Leveraging Emerging Tech to Drive Better Customer Experiences
While the use of AI has become commonplace for Asian FinTech players, many are now dabbling into newer tech like blockchain to disrupt the financial services industry further. While there are only a few examples of companies presently using blockchain in their product or service offerings, technology’s decentralized nature will be a significant game-changer regarding security and speed for fintech companies.
Galileo Platforms, a technology platform company serving the insurance sector in Hong Kong, uses blockchain technology to connect distributors and insurers, enabling them to process real-time transactions. Mai Capital specializes in blockchain and cryptocurrency investments. Their flagship product is the Blockchain Opportunity Fund, a multi-strategy hedge fund deploying quantitative trading and arbitrage strategies.
The world of financial services has undergone tremendous developments in the past few years. However, a lot of these changes are not attributable to bankers. Instead, people in business, entrepreneurs, and engineers have been chiefly responsible for the FinTech revolution in Asia and beyond. Instead of waiting for the traditional banking industry to evolve, these people took it upon themselves to address customer needs by involving key players.

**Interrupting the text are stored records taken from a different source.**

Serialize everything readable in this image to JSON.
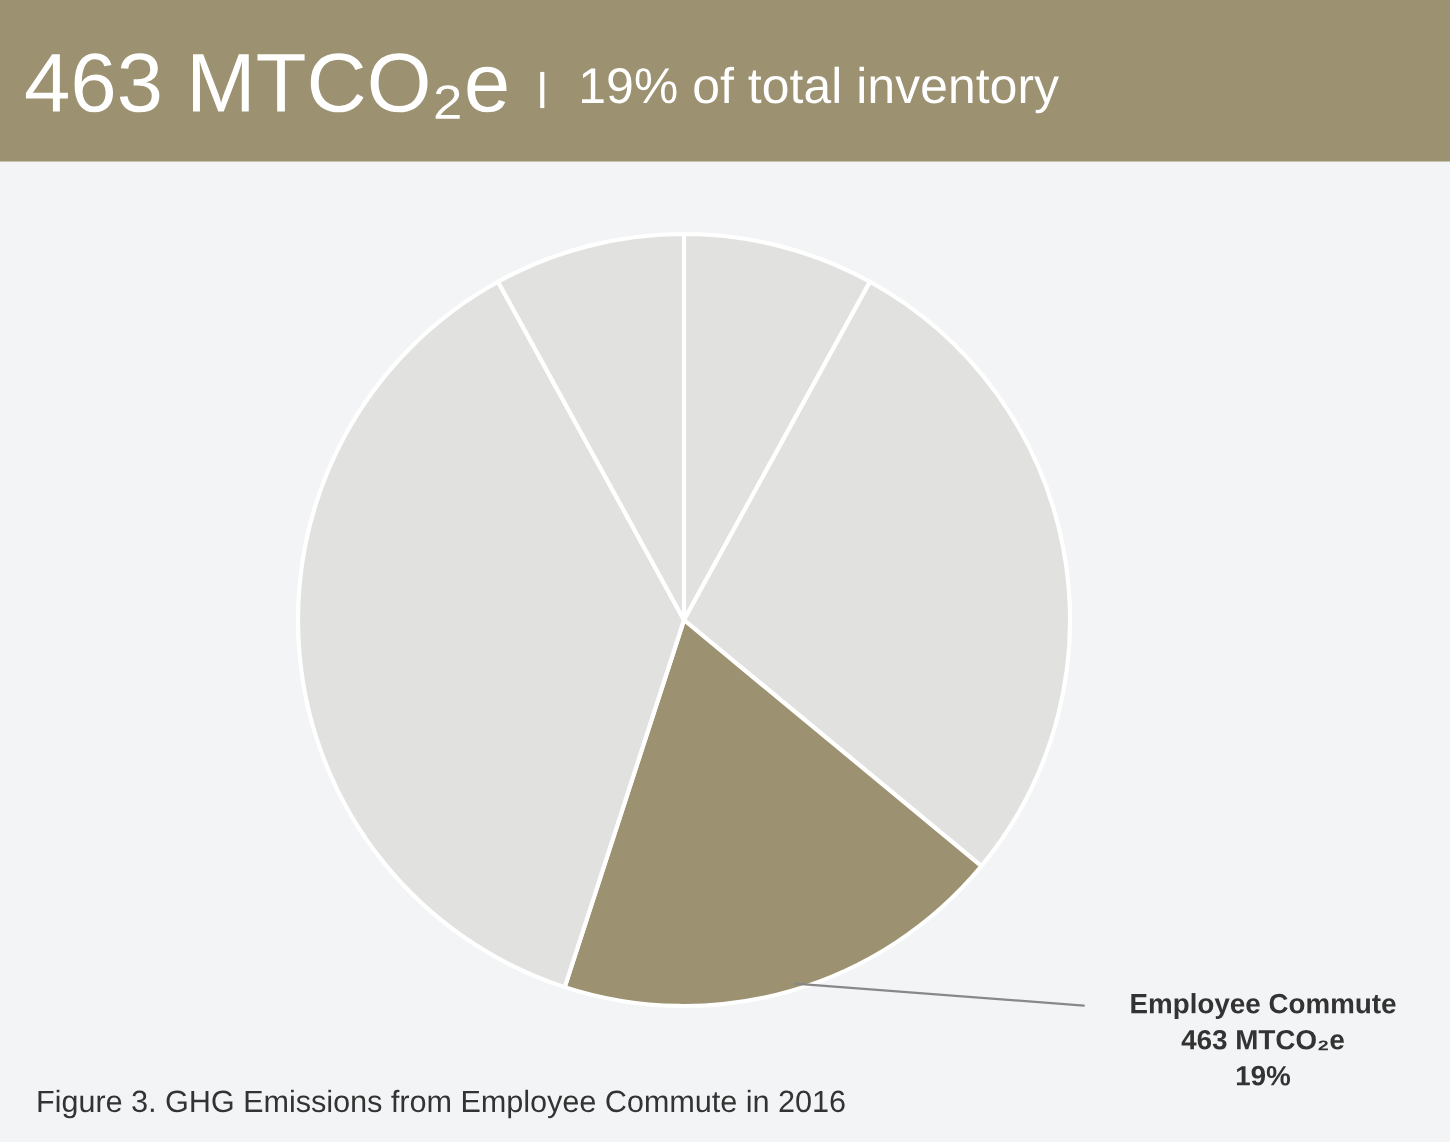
{
  "chart_data": {
    "type": "pie",
    "title": "463 MTCO₂e",
    "subtitle": "19% of total inventory",
    "categories": [
      null,
      null,
      "Employee Commute",
      null,
      null
    ],
    "values": [
      8,
      28,
      19,
      37,
      8
    ],
    "colors": [
      "#e1e1df",
      "#e1e1df",
      "#9c9170",
      "#e1e1df",
      "#e1e1df"
    ],
    "value_labels": [
      null,
      null,
      "463 MTCO₂e\n19%",
      null,
      null
    ],
    "annotations": [
      "Figure 3. GHG Emissions from Employee Commute in 2016"
    ]
  }
}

Another factor responsible for the growth of FinTech in Asia is the constant evolution and rapid digital transformation. Take the example of China’s Ant Financial: In 2019, the company had a reported valuation of around USD 150 Billion. That’s almost equal to the valuation of Goldman Sachs (USD 79.46 Billion) and Morgan Stanley (USD 79.05 Billion) combined. This was possible after the company shifted from a sole payment provider to an all-around financial services provider in a year. They were able to encompass the needs of the market and predict the upcoming trends well in advance. This ensured they could become a global force by providing convenient finance options to the majority unbanked population in both China and Asia as a whole.
Even if we look further than FinTech, there’s hardly any industry that can resist digital transformation at this time. Whether it is building efficiencies in product design, employee and customer experiences, or building more transparency into the supply chain – upgrading your existing technology stack is the most viable solution to meet your organizational goals.
Furthermore, the pandemic has fuelled the requirement for remote experiences and touchless transactions. As a result, enterprises are increasingly investing in cloud management platforms, digital payment solutions, and employee experience management tools to build more productivity into their day-to-day work.